From Cognitive Science to Data Science

by Rose Hendricks (originally found here)

While finishing his dissertation, Jeremy became an Insight Data Science Fellow, participating in an intensive post-doctoral program to prepare academics for careers in data science. Because he was such an all-star during the program, Jeremy is now a Program Director and Data Scientist for Insight Data Science. In this podcast, I talk to him about his experiences at Insight Data Science. He shares some of the features of his PhD training that have helped him in his data science quest and other skills and modes of thinking he’s had to develop since beginning to work in industry.

Enjoy!

Podcast available here (transcript below)

— — — — –

Rose: Hello! And welcome to UCSD Cog Sci’s very first podcast. I’m Rose Hendricks, and I’m here today with Jeremy Karnowski, who is finishing up his PhD in our department, and is here to talk to us about some of the things he’s been doing in the recent past with Insight Data Fellows, and the path he’s taken from PhD student into the working world. Jeremy, thanks so much for joining us!

Jeremy: Thanks for having me.

Rose: First, I’m hoping you can tell us: You completed a program called Insight Data Fellowship. The one sentence I got about that from their website is that it’s an intensive, seven-week post-doctoral training fellowship that bridges the gap between academia and a career in data science. Can you explain to us a little bit about that?

Jeremy: Yeah. As you mentioned it’s a seven-week program. People that are finishing up their PhDs or post-docs and have been doing a lot of quantitative work in physics, or bio-statistics, or computational social sciences, it’s a way for them to make that last little leap into industry. The idea is they’ve already being doing data science in academia, but they’re trying to find roles doing the same thing for companies, either in the Bay area, New York, or Boston.

Rose: Cool.
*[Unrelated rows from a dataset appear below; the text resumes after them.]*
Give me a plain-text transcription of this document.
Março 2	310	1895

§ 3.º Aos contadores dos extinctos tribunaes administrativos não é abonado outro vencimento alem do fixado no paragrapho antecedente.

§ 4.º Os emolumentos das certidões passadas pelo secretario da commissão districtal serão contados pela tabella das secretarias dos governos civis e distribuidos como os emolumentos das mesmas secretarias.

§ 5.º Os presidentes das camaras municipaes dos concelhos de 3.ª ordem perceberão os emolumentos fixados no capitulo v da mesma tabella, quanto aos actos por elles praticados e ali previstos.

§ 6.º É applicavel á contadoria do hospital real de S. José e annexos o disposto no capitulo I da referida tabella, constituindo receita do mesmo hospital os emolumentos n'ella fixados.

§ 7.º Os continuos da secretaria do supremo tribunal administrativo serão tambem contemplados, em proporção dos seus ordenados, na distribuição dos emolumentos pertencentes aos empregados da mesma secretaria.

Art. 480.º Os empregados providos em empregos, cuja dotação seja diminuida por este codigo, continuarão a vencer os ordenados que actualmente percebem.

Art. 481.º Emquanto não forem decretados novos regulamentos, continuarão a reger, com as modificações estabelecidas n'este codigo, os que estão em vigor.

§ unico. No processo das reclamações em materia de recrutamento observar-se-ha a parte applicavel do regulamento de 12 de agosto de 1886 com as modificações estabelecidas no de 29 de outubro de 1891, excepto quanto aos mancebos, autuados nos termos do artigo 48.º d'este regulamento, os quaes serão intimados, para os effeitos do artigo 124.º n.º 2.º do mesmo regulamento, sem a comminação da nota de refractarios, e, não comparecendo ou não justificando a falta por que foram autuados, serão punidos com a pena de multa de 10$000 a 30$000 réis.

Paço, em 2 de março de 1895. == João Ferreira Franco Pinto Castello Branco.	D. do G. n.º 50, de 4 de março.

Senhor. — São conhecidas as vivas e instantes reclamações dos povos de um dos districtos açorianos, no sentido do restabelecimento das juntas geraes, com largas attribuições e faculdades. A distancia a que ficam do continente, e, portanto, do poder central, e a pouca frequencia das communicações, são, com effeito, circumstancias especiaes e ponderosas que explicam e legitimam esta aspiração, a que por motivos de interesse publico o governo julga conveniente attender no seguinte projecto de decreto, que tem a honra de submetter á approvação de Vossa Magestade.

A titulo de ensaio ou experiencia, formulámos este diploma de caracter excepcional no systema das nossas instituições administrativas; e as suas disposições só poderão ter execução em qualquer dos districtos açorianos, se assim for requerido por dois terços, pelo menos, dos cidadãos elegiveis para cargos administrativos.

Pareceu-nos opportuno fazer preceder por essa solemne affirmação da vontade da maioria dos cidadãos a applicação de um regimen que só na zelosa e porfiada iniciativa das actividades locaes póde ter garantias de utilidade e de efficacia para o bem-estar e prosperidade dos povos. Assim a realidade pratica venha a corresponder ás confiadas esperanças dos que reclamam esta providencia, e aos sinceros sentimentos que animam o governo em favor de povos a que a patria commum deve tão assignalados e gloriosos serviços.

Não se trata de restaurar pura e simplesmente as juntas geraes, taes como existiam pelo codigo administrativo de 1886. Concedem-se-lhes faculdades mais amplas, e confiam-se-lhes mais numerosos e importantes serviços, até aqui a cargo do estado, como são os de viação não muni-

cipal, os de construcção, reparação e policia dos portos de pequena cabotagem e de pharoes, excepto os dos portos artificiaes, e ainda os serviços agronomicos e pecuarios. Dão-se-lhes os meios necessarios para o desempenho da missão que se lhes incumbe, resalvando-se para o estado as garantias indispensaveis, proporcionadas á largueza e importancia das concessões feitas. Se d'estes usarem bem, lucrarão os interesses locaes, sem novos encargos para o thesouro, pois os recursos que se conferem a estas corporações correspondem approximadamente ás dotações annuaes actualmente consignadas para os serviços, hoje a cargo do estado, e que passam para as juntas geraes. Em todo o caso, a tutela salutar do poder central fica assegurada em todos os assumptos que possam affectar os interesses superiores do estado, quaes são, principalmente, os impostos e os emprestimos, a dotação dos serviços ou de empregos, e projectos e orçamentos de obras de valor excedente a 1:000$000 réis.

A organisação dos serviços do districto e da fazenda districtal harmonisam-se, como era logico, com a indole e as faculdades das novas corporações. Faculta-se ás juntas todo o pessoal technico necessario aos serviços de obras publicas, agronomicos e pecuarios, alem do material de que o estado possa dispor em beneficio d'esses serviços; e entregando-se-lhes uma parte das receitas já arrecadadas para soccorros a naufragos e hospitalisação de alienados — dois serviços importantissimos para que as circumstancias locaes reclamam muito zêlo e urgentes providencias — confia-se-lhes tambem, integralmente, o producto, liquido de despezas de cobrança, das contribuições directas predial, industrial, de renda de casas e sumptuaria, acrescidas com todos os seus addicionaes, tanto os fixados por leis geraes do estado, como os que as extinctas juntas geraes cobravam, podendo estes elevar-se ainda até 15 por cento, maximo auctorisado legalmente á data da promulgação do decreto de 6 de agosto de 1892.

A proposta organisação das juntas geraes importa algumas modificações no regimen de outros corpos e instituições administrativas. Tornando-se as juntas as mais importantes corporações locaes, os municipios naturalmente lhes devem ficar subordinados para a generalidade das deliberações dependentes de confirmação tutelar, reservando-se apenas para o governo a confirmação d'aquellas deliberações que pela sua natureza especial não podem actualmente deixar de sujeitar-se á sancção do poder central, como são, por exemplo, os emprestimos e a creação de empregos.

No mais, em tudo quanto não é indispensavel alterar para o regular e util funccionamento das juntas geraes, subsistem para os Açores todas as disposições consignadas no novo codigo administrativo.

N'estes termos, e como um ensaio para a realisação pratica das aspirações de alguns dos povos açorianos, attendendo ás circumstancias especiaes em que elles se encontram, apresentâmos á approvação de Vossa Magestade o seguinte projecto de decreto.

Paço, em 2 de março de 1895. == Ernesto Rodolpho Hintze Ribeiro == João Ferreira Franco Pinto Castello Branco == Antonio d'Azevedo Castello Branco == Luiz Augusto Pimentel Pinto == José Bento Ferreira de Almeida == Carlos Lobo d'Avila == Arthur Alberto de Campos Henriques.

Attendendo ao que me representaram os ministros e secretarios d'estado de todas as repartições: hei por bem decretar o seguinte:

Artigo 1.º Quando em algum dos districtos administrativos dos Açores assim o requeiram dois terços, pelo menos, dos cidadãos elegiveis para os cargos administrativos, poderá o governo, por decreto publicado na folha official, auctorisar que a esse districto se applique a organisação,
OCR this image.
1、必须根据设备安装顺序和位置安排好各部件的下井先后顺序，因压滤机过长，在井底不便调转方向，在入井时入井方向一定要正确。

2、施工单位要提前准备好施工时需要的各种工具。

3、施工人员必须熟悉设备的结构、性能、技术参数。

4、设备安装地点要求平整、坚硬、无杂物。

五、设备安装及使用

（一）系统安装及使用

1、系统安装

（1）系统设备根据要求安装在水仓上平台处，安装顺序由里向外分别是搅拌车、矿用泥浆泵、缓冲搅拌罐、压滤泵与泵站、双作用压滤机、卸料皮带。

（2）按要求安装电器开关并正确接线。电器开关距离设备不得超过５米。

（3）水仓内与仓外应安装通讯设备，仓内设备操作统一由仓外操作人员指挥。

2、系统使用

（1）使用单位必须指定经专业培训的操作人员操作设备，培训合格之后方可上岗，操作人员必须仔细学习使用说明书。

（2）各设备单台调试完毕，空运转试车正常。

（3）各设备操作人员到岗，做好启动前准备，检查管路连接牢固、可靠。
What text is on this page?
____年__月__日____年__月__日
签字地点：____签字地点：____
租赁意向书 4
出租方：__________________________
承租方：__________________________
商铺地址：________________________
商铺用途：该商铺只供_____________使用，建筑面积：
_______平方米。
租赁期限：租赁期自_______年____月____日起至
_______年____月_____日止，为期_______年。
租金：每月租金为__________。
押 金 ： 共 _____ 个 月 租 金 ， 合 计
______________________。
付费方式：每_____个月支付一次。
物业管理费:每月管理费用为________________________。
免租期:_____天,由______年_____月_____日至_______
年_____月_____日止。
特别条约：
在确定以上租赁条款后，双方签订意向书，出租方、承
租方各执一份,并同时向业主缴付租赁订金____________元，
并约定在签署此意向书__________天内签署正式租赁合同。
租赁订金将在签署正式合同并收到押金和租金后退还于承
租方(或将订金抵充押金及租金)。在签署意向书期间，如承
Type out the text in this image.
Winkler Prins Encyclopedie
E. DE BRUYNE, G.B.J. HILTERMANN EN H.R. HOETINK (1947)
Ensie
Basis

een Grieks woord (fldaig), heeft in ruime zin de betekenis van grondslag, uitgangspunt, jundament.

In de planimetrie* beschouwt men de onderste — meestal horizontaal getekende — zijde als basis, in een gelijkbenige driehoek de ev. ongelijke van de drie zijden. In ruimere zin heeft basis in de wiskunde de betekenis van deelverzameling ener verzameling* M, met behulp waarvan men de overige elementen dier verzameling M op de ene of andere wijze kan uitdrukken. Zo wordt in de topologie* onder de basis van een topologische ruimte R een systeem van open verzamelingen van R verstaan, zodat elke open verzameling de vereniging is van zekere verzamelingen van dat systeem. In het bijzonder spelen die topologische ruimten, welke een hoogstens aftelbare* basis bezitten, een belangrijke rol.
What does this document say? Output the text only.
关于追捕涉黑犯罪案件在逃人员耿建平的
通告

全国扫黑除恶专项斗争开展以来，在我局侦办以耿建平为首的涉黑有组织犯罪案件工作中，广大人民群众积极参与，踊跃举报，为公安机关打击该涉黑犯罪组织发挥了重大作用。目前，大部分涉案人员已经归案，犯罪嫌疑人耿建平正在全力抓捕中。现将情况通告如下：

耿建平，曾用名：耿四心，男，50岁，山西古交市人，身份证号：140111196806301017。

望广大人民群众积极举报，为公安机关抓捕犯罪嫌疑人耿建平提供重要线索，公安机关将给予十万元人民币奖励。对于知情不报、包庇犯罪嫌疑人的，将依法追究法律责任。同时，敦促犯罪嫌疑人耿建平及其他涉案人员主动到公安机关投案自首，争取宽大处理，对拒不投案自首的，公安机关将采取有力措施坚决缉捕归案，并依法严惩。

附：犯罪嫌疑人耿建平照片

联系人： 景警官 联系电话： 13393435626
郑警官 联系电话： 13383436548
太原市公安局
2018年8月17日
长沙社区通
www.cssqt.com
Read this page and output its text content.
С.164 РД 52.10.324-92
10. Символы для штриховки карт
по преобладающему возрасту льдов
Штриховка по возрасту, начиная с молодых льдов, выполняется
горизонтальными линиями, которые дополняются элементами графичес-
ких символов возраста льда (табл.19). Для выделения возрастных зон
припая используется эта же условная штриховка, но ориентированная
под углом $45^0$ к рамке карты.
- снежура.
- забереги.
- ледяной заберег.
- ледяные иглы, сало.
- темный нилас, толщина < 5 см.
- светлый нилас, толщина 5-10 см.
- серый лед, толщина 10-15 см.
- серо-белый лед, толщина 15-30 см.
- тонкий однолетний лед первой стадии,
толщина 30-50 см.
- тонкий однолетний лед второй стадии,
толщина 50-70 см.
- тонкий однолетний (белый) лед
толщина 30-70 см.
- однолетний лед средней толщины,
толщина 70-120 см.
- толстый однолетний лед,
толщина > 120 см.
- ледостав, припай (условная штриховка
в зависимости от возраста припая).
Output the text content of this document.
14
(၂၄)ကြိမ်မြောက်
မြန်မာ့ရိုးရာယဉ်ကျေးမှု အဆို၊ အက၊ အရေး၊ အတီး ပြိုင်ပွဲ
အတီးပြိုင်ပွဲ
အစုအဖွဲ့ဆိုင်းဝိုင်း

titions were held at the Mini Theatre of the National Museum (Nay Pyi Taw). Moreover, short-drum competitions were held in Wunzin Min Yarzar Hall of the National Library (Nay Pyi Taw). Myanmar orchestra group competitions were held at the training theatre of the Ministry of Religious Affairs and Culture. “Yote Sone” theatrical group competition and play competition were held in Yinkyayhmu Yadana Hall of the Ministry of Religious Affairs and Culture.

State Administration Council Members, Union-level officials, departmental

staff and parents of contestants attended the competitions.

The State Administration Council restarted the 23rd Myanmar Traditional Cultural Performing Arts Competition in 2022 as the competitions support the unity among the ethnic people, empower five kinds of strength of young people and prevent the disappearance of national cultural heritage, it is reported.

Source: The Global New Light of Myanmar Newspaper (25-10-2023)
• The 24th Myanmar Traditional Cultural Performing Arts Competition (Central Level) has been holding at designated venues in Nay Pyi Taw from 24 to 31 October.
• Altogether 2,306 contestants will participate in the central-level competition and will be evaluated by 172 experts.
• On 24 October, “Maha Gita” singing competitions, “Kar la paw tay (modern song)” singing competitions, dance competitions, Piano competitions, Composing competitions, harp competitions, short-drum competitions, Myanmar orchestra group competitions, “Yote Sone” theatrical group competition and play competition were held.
I feel like “data science” is one of those phrases we all toss around, and of course we’re all doing science of some form and dealing with data of some form, but what do people really mean when they talk about data science?

Jeremy: Data science could be a couple different forms. This is some of the problem with people that are coming from academia and trying to transition into industry because the field is so broad that data science could mean many different things. Especially, say, in the Bay area. You could have things that are more from a business intelligence standpoint, or you could have people that do analytics where they’re trying to understand some of the insights that are in data at a company or doing some data mining, some people focus on machine learning, some people really focus around building data products, where you’re making some product for consumers or someone inside of a business, but does a lot of data in the back end that’s being useful for that. One really simple example would be “people you might know” on LinkedIn — there’s a lot of interesting graph relationships that are going on, it’s very data-driven, but then there’s a product on the front end that people can just use. They come to it, they find some way to connect with someone, and it’s something that’s real, but there’s data in the back end.

Rose: Sure. So if you project yourself back one year, you were in San Diego, working on your PhD. Maybe it wasn’t just one year ago, but what got you interested in data science in the first place? What was your path to finding Insight Data Fellowship?

Jeremy: I was in one lab in the cognitive science department, and it was very computational. And I switched and I was still doing something computational, but I was shifting my focus. I joined a lab that really had a large amount of audio and video data that no one was diving into. At that time, I was getting the sense that trends were going toward large data and machine learning, lots of different ways of dealing with massive amounts of data. I was like, well, this is probably going to be not only great for studying something in the department, but also building up skills for entering a different sort of work force. I would say — remind me again, what was the second part?

Rose: Just thinking about your transition, or, it seems like your back and forth with one foot in academia. How did you start? Certainly you needed new skills, I’m guessing.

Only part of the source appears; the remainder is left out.